We utlized an ECAPA-TDNN embedding algorithm introduced in Ecapa-tdnn: Emphasized channel412attention, propagation and aggregation in tdnn based speaker verification to generate speaker embeddings, which is used for speaker identification. A pre-trained embedding model by SpeechBrain toolkit is adopted in our pipeline, which produces EER of 0.7% on VoxCeleb 1 dataset.

Please download the VoxCeleb1 data and then run the test to check the system's performance inside the container

cd /opt/scripts/SpeakerSec/
./download.sh
./run_test.sh

7. Data pre-tagging: gender detection

An x-vector embedding model plus Multi-layer Perceptron (MLP) classifier framework is implemented gender_detection folder. We used the x-vector model introduced in "X-VECTORS: ROBUST DNN EMBEDDINGS FOR SPEAKER RECOGNITION". The pretrained x-vector model was used to extract the x-vectors of training and test data for MLP. Our gender detection model achieved 99.85% accuracy on VoxCeleb1 testing set in VoxCeleb: a large-scale speaker identification dataset.

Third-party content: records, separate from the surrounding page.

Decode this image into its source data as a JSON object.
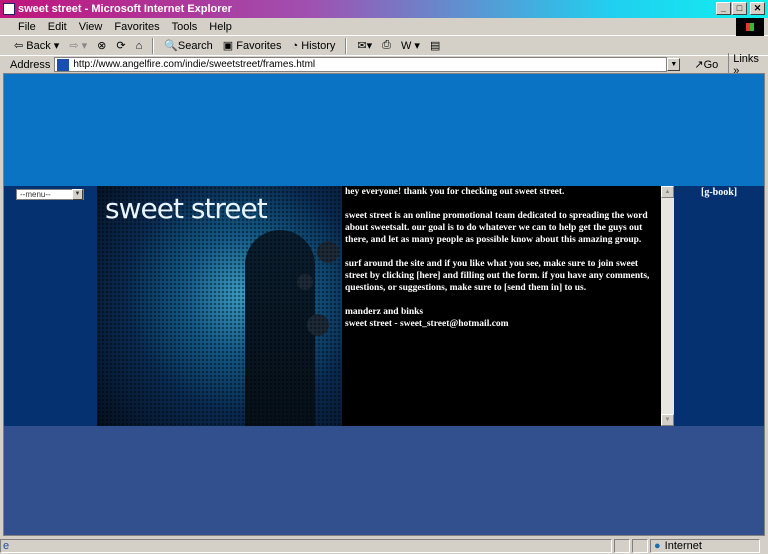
{
  "window": {
    "title": "sweet street - Microsoft Internet Explorer"
  },
  "menubar": [
    "File",
    "Edit",
    "View",
    "Favorites",
    "Tools",
    "Help"
  ],
  "toolbar": {
    "back": "Back",
    "search": "Search",
    "favorites": "Favorites",
    "history": "History"
  },
  "address": {
    "label": "Address",
    "url": "http://www.angelfire.com/indie/sweetstreet/frames.html",
    "go": "Go",
    "links": "Links"
  },
  "page": {
    "menu_select": "--menu--",
    "logo": "sweet street",
    "paragraphs": [
      "hey everyone! thank you for checking out sweet street.",
      "sweet street is an online promotional team dedicated to spreading the word about sweetsalt. our goal is to do whatever we can to help get the guys out there, and let as many people as possible know about this amazing group.",
      "surf around the site and if you like what you see, make sure to join sweet street by clicking [here] and filling out the form. if you have any comments, questions, or suggestions, make sure to [send them in] to us."
    ],
    "signature": "manderz and binks",
    "contact": "sweet street - sweet_street@hotmail.com",
    "gbook": "[g-book]"
  },
  "status": {
    "zone": "Internet"
  },
  "colors": {
    "top": "#0a73c4",
    "middle": "#053170",
    "bottom": "#324f8e"
  }
}
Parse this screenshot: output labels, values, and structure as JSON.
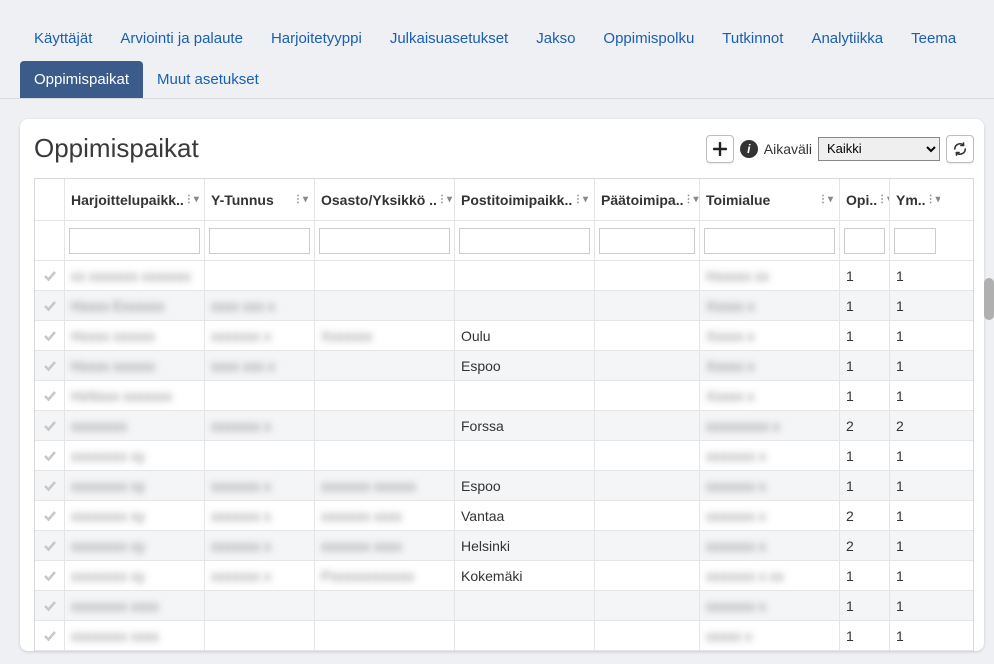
{
  "tabs": [
    {
      "label": "Käyttäjät",
      "active": false
    },
    {
      "label": "Arviointi ja palaute",
      "active": false
    },
    {
      "label": "Harjoitetyyppi",
      "active": false
    },
    {
      "label": "Julkaisuasetukset",
      "active": false
    },
    {
      "label": "Jakso",
      "active": false
    },
    {
      "label": "Oppimispolku",
      "active": false
    },
    {
      "label": "Tutkinnot",
      "active": false
    },
    {
      "label": "Analytiikka",
      "active": false
    },
    {
      "label": "Teema",
      "active": false
    },
    {
      "label": "Oppimispaikat",
      "active": true
    },
    {
      "label": "Muut asetukset",
      "active": false
    }
  ],
  "panel": {
    "title": "Oppimispaikat",
    "interval_label": "Aikaväli",
    "interval_value": "Kaikki"
  },
  "columns": [
    {
      "label": "",
      "filter": false
    },
    {
      "label": "Harjoittelupaikk..",
      "filter": true
    },
    {
      "label": "Y-Tunnus",
      "filter": true
    },
    {
      "label": "Osasto/Yksikkö ..",
      "filter": true
    },
    {
      "label": "Postitoimipaikk..",
      "filter": true
    },
    {
      "label": "Päätoimipa..",
      "filter": true
    },
    {
      "label": "Toimialue",
      "filter": true
    },
    {
      "label": "Opi..",
      "filter": true
    },
    {
      "label": "Ym..",
      "filter": true
    }
  ],
  "rows": [
    {
      "c1": "xx xxxxxxx xxxxxxx",
      "c2": "",
      "c3": "",
      "c4": "",
      "c5": "",
      "c6": "Hxxxxx xx",
      "c7": "1",
      "c8": "1"
    },
    {
      "c1": "Hxxxx Exxxxxx",
      "c2": "xxxx xxx x",
      "c3": "",
      "c4": "",
      "c5": "",
      "c6": "Xxxxx x",
      "c7": "1",
      "c8": "1"
    },
    {
      "c1": "Hxxxx xxxxxx",
      "c2": "xxxxxxx x",
      "c3": "Xxxxxxx",
      "c4": "Oulu",
      "c5": "",
      "c6": "Xxxxx x",
      "c7": "1",
      "c8": "1"
    },
    {
      "c1": "Hxxxx xxxxxx",
      "c2": "xxxx xxx x",
      "c3": "",
      "c4": "Espoo",
      "c5": "",
      "c6": "Xxxxx x",
      "c7": "1",
      "c8": "1"
    },
    {
      "c1": "HxNxxx xxxxxxx",
      "c2": "",
      "c3": "",
      "c4": "",
      "c5": "",
      "c6": "Xxxxx x",
      "c7": "1",
      "c8": "1"
    },
    {
      "c1": "xxxxxxxx",
      "c2": "xxxxxxx x",
      "c3": "",
      "c4": "Forssa",
      "c5": "",
      "c6": "xxxxxxxxx x",
      "c7": "2",
      "c8": "2"
    },
    {
      "c1": "xxxxxxxx xy",
      "c2": "",
      "c3": "",
      "c4": "",
      "c5": "",
      "c6": "xxxxxxx x",
      "c7": "1",
      "c8": "1"
    },
    {
      "c1": "xxxxxxxx xy",
      "c2": "xxxxxxx x",
      "c3": "xxxxxxx xxxxxx",
      "c4": "Espoo",
      "c5": "",
      "c6": "xxxxxxx x",
      "c7": "1",
      "c8": "1"
    },
    {
      "c1": "xxxxxxxx xy",
      "c2": "xxxxxxx x",
      "c3": "xxxxxxx xxxx",
      "c4": "Vantaa",
      "c5": "",
      "c6": "xxxxxxx x",
      "c7": "2",
      "c8": "1"
    },
    {
      "c1": "xxxxxxxx xy",
      "c2": "xxxxxxx x",
      "c3": "xxxxxxx xxxx",
      "c4": "Helsinki",
      "c5": "",
      "c6": "xxxxxxx x",
      "c7": "2",
      "c8": "1"
    },
    {
      "c1": "xxxxxxxx xy",
      "c2": "xxxxxxx x",
      "c3": "Pxxxxxxxxxxxx",
      "c4": "Kokemäki",
      "c5": "",
      "c6": "xxxxxxx x xx",
      "c7": "1",
      "c8": "1"
    },
    {
      "c1": "xxxxxxxx xxxx",
      "c2": "",
      "c3": "",
      "c4": "",
      "c5": "",
      "c6": "xxxxxxx x",
      "c7": "1",
      "c8": "1"
    },
    {
      "c1": "xxxxxxxx xxxx",
      "c2": "",
      "c3": "",
      "c4": "",
      "c5": "",
      "c6": "xxxxx x",
      "c7": "1",
      "c8": "1"
    }
  ],
  "blurred_cols": [
    "c1",
    "c2",
    "c3",
    "c6"
  ]
}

To run the test of gender detection and check results, please run the command Inside the container:

cd /opt/scripts/gender_detection
./run_test.sh

8. Data pre-tagging: speech recognition/transcription

To run the experiments on Librispeech test-clean and test-other data with our own Chain model, please run the following command to download Librispeech data inside the container.

cd /opt/scripts/asr_kaldichain
./download_prepare_extract.sh

The test-clean and test-other data will be downloaded inside the container.

In this module, we trained our own ASR model using Kaldi toolkit introduced in "The kaldi speech recognition toolkit", specifically using the chain model recipe introduced in "Purely sequence-trained neural networks for ASR based on lattice-free MMI", which can be found originally in Kaldi's repo. But we trained our model using 11 corpora at hand, including free public corpora, purchased corpora, and self owned corpora.

To run the test on Librispeech test-other and test-clean data with our trained model, please run the following command, inside the container.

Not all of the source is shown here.